Nurse Assist Recalls IV Flush Syringes Due to Burholderia cepacia infections
A voluntary recall has been initiated by Nurse Assist. All unexpired lots of IV Flush Syringes have been potentially linked to bloodstream infections from Burholderia cepacia.
A voluntary recall has been initiated by Nurse Assist. All unexpired lots of IV Flush Syringes have been potentially linked to bloodstream infections caused by Burholderia cepacia, a group of bacteria found in soil and water. Infections from B. cepacia are often resistant to common antibiotics according to the Centers for Disease Control and Prevention (CDC).
According to the recall alert issued by the US Food and Drug Administration (FDA), “Nurse Assist voluntarily recalled its IV Flush Syringes after becoming aware of patients that developed Burkholderia cepacia bloodstream infections while receiving intravenous care using prepackaged saline flushes from Nurse Assist.”
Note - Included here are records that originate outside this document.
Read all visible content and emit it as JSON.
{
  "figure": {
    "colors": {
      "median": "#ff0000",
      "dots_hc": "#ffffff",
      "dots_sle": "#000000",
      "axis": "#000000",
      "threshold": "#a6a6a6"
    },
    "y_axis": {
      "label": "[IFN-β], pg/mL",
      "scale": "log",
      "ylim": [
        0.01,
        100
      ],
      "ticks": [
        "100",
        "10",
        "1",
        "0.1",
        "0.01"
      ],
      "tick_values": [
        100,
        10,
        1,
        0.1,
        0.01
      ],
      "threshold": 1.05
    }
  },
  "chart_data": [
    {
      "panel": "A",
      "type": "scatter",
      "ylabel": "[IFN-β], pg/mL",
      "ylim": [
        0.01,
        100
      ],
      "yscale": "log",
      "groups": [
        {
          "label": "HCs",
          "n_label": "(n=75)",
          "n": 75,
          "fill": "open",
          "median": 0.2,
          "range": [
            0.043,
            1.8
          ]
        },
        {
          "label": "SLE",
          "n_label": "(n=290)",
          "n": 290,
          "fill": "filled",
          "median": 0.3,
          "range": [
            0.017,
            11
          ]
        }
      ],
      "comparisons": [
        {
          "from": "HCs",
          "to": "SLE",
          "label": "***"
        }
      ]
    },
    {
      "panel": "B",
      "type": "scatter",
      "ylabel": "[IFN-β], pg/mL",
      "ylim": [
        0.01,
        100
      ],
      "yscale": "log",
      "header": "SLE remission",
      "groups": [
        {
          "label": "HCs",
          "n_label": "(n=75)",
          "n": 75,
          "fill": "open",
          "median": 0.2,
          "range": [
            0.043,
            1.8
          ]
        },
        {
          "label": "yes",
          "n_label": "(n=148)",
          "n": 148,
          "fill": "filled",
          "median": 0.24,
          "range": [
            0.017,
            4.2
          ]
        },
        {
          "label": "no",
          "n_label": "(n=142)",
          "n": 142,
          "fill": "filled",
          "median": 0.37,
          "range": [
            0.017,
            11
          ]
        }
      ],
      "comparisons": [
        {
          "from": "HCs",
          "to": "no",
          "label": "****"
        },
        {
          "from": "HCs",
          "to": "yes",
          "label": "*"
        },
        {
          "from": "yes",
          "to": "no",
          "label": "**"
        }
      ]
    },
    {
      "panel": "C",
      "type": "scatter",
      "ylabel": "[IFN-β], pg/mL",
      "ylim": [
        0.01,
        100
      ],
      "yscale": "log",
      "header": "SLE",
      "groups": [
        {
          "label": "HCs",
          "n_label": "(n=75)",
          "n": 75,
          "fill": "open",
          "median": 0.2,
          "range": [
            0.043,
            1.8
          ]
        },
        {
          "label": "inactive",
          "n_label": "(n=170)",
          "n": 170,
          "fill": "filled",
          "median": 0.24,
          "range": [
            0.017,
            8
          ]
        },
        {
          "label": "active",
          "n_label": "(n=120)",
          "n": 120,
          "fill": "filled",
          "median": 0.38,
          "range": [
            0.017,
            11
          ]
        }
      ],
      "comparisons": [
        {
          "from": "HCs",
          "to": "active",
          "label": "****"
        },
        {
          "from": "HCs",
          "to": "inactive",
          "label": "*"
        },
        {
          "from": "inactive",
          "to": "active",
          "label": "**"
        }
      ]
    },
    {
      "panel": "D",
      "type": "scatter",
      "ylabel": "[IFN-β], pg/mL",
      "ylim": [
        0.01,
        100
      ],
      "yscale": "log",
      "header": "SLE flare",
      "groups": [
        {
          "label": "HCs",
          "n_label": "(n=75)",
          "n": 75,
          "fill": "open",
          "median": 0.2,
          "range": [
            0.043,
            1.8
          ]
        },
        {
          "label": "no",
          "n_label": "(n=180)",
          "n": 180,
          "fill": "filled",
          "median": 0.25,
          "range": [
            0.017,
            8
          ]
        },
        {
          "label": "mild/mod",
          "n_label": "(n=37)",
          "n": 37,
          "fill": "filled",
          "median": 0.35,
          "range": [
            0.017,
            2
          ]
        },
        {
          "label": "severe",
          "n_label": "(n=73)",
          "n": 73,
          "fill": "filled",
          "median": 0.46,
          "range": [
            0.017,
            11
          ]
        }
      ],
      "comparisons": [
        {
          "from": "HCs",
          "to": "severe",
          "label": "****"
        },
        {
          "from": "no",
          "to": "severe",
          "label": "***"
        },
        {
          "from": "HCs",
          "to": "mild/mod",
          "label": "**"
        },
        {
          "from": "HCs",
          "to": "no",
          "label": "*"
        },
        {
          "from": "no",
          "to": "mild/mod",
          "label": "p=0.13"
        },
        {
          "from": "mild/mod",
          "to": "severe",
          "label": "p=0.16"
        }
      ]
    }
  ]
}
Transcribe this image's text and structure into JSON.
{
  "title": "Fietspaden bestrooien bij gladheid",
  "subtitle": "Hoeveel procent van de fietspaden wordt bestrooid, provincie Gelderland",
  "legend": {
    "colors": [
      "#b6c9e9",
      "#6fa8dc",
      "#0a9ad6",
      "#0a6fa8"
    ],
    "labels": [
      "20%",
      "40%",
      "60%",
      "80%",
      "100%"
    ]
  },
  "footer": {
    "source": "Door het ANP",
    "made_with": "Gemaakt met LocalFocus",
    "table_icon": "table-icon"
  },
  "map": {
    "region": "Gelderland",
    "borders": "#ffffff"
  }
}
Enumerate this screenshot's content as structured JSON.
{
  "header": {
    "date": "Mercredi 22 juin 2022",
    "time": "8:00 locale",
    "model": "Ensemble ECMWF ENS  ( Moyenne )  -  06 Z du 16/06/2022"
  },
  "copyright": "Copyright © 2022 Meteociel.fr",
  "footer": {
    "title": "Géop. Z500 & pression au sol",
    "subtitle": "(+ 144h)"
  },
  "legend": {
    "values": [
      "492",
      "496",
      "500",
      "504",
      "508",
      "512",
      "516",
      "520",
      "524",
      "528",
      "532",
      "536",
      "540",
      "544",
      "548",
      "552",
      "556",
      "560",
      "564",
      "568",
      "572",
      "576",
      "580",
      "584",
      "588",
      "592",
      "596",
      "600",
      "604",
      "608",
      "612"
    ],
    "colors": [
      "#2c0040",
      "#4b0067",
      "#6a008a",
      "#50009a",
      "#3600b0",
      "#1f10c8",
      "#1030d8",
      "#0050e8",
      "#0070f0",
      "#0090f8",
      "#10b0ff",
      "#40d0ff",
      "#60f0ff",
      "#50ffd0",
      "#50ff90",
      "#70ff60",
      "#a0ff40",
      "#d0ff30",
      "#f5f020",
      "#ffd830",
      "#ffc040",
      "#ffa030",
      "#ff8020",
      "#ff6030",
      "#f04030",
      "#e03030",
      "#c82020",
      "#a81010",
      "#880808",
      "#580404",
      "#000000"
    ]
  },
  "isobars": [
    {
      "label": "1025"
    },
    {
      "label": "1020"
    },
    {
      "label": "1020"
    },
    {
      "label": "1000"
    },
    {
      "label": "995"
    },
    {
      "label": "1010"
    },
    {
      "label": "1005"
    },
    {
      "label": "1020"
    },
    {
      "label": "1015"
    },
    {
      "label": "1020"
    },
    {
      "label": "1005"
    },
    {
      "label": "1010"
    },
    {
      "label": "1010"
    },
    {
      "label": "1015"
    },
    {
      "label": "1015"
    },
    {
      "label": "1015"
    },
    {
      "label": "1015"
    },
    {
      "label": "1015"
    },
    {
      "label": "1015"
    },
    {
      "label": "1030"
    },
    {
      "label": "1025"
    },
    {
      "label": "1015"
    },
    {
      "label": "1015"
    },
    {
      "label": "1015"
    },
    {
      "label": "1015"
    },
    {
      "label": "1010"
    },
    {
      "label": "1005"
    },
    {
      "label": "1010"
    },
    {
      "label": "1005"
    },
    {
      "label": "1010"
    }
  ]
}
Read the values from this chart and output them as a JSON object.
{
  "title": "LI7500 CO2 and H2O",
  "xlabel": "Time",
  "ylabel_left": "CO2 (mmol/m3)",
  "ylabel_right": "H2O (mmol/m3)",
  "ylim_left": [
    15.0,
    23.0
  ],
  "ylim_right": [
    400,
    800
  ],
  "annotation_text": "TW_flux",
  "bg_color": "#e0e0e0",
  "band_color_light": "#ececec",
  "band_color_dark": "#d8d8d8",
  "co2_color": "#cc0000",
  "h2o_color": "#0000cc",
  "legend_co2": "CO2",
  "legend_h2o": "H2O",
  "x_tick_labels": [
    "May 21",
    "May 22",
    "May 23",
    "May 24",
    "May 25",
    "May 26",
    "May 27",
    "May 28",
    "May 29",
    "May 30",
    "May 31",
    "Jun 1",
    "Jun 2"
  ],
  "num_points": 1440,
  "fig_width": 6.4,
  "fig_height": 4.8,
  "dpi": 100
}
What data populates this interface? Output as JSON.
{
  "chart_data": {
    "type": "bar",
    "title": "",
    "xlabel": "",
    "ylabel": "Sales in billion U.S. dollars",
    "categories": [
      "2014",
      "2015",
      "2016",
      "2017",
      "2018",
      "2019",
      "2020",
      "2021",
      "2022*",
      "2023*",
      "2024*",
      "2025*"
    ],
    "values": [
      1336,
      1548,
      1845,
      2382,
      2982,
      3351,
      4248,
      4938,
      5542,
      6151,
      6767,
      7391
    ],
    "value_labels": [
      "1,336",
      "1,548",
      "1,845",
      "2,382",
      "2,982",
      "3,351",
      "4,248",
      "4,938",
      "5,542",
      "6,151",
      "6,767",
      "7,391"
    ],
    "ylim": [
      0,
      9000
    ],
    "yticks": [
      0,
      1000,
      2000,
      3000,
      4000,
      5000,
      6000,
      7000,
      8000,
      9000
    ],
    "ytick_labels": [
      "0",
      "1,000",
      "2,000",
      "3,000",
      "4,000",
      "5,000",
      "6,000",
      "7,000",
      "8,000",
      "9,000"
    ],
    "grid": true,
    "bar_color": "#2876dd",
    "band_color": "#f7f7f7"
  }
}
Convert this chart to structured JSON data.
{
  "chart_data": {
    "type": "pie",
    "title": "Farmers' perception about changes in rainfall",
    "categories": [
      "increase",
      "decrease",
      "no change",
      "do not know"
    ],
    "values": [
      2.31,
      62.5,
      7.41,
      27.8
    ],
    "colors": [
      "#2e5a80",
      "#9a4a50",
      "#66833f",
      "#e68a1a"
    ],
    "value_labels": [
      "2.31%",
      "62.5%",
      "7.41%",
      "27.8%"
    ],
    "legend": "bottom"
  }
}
Infections from B. cepacia pose little risk to healthy people. However, there is higher susceptibility in people with certain health issues. Those with immunodeficiency or chronic respiratory diseases such as cystic fibrosis are especially vulnerable. The infection can be transmitted through person-to-person contact, exposure to B. cepacia in the environment, and contact with contaminated surfaces.
Transmission is most often reported from contaminated medicines and medical devices. In 2005, the CDC identified clusters of pneumonia and other infections stemming from B. cepacia associated with contaminated mouthwash. In July of this year, 53 cases in 5 states were linked to liquid docusate sodium products. The CDC emphasizes diligence with infection control procedures. Due to its resistance to antibiotics, treatment of infections should be made on a case-by-case basis.
In the recall statement, Nurse Assist said, “Patient safety is of utmost importance, all unexpired lots of these products are being recalled until a thorough investigation can be completed. There are no other related recalls for Nurse Assist products.” A full list of the products effected, including lot numbers, can be found on the FDA, Recalls, Market Withdrawals, & Safety Alerts website.
All lots being recalled were distributed between February 2 and September 30, 2016. Nurse Assist is currently working to notify its distributors. They are also asking customers not to use any of the products from the recalled lots and to return them for credit instead.
Healthcare professionals reporting adverse reactions or quality issues regarding the use of this product should go to the FDA MedWatch Adverse Event Reporting program.